Face orientation estimation in machine learning is a critical part of computer vision and human-computer interaction, with a wide range of practical applications. One of the most well-known applications of face orientation estimation is in the field of driver monitoring systems, which are designed to improve road safety. Machine learning models can analyze a driver's face orientation in real-time to determine if they are paying attention to the road or if their attention is diverted, such as by texting or dozing off. These systems can issue alerts or activate safety mechanisms to reduce the risk of accidents.
Face orientation estimation is also applicable in other fields beyond road safety. In human-computer interaction, it can be used for gaze tracking and facial expression analysis, which can enable more immersive and responsive virtual reality experiences, as well as improve user interactions with devices and software. In the healthcare sector, it can help assess neurological conditions by monitoring head orientation and facial movements.

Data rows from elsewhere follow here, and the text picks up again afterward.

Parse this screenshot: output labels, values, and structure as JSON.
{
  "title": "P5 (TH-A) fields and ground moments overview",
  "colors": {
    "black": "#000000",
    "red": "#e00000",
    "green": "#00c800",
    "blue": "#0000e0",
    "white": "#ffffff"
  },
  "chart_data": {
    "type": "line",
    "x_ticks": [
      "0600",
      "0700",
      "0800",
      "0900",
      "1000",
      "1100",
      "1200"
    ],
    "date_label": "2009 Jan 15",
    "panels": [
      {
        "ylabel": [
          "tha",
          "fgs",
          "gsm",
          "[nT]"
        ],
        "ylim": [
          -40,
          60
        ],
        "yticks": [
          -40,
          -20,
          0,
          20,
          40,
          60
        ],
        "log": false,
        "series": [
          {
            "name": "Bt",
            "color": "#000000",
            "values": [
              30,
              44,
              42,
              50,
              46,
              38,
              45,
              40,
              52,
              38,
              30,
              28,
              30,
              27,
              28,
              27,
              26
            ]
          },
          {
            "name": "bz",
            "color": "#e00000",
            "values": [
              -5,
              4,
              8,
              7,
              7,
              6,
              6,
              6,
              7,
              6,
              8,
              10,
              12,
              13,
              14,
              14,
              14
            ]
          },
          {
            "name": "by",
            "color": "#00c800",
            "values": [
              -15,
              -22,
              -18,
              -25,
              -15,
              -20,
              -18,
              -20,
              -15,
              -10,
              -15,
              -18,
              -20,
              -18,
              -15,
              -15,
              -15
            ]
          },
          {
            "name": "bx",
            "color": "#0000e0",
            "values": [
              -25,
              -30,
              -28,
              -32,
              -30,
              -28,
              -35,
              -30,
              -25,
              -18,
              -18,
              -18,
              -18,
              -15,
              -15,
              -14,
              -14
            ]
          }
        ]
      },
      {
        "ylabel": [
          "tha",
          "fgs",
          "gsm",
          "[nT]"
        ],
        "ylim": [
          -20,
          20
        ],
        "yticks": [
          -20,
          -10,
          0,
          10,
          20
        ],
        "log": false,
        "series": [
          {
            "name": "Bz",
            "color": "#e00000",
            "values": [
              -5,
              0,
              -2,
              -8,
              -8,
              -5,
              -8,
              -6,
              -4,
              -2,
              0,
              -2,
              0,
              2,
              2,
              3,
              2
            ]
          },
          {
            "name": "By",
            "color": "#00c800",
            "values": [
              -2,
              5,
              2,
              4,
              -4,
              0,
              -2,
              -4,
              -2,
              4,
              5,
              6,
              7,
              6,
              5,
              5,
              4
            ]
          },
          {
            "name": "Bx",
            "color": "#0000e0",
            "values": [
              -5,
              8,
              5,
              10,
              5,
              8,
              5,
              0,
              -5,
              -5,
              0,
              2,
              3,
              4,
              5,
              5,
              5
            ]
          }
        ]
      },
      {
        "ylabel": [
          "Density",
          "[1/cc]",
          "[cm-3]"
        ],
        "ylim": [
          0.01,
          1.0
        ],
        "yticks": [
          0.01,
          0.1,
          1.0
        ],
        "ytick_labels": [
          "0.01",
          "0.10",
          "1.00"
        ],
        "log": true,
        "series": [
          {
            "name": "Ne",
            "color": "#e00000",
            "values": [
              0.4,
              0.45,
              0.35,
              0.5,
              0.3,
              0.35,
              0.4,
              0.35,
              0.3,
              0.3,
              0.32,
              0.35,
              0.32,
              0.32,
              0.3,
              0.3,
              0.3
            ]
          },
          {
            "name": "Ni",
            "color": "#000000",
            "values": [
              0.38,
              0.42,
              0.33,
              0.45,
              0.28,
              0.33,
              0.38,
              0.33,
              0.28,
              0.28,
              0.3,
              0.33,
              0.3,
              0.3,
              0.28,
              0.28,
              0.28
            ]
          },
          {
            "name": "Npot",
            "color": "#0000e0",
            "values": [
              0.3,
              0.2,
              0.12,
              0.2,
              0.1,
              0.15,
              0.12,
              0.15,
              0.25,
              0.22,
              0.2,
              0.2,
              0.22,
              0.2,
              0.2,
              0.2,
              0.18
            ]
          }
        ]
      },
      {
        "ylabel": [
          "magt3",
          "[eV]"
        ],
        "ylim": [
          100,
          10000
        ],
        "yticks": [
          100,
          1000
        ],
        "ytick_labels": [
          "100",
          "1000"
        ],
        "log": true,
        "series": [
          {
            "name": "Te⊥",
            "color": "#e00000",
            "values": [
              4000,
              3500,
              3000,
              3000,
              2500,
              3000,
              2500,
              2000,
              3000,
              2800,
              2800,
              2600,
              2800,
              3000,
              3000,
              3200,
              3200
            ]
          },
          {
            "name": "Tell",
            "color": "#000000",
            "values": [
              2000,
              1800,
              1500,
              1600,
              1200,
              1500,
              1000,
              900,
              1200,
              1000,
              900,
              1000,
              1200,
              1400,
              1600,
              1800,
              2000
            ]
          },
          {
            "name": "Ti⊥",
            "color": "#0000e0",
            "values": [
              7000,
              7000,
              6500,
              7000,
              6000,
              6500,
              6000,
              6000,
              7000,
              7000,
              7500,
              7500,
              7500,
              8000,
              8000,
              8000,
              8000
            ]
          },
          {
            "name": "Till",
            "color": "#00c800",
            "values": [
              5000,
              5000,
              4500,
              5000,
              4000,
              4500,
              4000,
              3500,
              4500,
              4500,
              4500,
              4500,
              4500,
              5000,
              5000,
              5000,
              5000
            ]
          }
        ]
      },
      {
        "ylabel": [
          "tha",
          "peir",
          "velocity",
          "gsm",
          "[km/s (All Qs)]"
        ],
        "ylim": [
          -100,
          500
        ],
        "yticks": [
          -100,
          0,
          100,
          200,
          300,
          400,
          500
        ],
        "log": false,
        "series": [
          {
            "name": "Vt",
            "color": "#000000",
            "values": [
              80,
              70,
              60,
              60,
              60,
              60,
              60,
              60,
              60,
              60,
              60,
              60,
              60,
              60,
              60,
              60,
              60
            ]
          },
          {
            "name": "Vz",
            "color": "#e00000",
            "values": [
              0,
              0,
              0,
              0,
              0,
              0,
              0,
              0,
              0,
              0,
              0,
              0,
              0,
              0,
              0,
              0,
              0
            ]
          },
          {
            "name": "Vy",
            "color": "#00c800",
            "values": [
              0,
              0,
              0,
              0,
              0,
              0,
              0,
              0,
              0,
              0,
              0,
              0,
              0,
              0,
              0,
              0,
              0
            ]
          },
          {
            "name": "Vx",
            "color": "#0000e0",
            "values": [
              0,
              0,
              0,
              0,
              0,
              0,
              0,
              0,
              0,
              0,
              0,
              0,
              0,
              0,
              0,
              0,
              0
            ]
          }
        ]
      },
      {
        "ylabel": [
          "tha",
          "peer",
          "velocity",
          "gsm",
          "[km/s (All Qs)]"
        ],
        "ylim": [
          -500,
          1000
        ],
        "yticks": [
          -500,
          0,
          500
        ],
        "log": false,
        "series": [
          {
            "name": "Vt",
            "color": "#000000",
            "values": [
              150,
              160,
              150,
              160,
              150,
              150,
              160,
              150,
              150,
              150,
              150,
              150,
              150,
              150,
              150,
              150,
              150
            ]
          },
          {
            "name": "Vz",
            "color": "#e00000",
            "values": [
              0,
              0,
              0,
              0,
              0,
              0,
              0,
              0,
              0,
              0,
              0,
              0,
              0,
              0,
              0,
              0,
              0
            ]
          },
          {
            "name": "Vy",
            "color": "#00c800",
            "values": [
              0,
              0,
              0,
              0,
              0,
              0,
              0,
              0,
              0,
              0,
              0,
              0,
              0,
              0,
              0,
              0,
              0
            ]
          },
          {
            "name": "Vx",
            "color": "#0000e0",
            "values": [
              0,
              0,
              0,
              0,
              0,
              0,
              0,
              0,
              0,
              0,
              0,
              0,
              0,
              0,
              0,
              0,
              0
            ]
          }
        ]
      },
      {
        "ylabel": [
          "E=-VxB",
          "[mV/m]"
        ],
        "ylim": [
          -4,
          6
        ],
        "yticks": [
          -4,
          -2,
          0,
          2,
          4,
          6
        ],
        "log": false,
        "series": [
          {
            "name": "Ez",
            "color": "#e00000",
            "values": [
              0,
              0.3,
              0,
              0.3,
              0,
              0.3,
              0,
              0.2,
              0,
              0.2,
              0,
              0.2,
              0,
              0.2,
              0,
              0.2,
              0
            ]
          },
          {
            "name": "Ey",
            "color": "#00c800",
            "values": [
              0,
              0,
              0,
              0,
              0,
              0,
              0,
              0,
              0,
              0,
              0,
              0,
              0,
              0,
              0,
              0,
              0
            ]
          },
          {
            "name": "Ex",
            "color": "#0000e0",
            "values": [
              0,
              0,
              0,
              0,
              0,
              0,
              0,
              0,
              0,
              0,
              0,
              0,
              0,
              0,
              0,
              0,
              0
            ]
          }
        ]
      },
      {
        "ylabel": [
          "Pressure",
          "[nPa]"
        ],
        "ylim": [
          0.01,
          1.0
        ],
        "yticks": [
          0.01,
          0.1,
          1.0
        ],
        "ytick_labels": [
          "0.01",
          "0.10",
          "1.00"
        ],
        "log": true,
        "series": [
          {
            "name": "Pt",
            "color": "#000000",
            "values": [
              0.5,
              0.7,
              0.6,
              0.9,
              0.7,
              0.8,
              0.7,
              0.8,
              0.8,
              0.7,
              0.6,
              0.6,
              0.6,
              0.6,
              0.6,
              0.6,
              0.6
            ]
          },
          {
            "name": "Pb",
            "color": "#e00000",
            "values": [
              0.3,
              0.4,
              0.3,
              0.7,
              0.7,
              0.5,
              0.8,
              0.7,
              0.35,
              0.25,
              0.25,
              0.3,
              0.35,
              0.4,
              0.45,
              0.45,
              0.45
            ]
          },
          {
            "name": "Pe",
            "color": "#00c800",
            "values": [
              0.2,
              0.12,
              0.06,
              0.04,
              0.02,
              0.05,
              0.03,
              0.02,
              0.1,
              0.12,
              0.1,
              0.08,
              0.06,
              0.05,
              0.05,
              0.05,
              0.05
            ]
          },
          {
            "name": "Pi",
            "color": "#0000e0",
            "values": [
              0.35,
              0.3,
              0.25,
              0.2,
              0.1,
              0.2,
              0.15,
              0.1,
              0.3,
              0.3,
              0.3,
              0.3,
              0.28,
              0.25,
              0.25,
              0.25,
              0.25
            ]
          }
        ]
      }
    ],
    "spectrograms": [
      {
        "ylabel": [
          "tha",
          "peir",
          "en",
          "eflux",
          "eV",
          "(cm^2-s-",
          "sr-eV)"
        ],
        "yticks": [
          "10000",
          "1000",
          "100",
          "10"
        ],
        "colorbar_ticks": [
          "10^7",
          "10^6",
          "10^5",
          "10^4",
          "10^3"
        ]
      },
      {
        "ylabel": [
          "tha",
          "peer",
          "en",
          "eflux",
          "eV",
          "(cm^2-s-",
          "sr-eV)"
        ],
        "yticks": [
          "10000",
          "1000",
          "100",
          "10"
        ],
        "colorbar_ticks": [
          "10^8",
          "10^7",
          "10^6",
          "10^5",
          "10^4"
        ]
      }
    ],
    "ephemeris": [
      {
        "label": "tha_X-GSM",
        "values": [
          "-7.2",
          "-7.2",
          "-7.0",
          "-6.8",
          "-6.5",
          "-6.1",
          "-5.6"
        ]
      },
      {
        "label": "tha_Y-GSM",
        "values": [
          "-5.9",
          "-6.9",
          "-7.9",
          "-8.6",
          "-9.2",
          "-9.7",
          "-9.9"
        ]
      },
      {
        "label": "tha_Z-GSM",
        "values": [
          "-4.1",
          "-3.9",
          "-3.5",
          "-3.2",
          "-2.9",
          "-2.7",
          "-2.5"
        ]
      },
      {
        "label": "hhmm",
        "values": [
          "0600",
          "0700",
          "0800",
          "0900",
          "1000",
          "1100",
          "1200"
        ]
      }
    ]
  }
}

But to enable these applications, improvements in existing face orientation estimation systems are needed. Traditionally, this task relied on recognizing the characteristic features of the face, such as the nose, eyes, and mouth, and detecting their movements to infer the orientation. However, these traditional methods have limitations, such as privacy concerns and the potential to fail when individuals wear masks or when their heads are in unexpected orientations.
These shortcomings have led researchers to experiment with using point cloud data obtained from a depth sensor to estimate face orientation. While these efforts have shown much promise, they tend to be limited to recognizing only a few possible face orientations. This is hardly acceptable for safety-critical applications, however.
In response, a pair of researchers at the Shibaura Institute of Technology in Japan have developed a deep learning-based approach to the problem. By integrating an additional sensor into the model training process, they found that they could accurately identify any facial orientation from point cloud data. Moreover, their techniques allowed them to do this using only a small set of training data.
The team leveraged a 3D depth camera, like previous methods, but also included gyroscopic sensors during the training process. As data was collected, the point clouds from the depth camera were paired with precise information on face orientation obtained from a gyroscopic sensor strapped to the back of the head. This provided an accurate, consistent measure of the head’s horizontal angle of rotation.
By collecting data from a wide range of angles, the researchers found that they could train an accurate model that could recognize more positions than the usual five or so that traditional methods can detect. With more data, the system could conceivably learn to recognize any possible head orientation. And thanks to the precise information provided by the gyroscopic sensor, only a relative handful of samples are required to achieve that result.
During normal operation, only the depth camera is needed. These cameras do not capture images like traditional cameras, so will preserve the privacy of the individual being observed. Moreover, the point cloud data they capture can still be used to determine facial orientation even if the individual is wearing a mask or in a dark environment.
Looking ahead, the team is planning to improve the accuracy and efficiency of their system. They hope to be able to prove that it can run on small, resource-constrained devices, which would allow it to power real-world applications.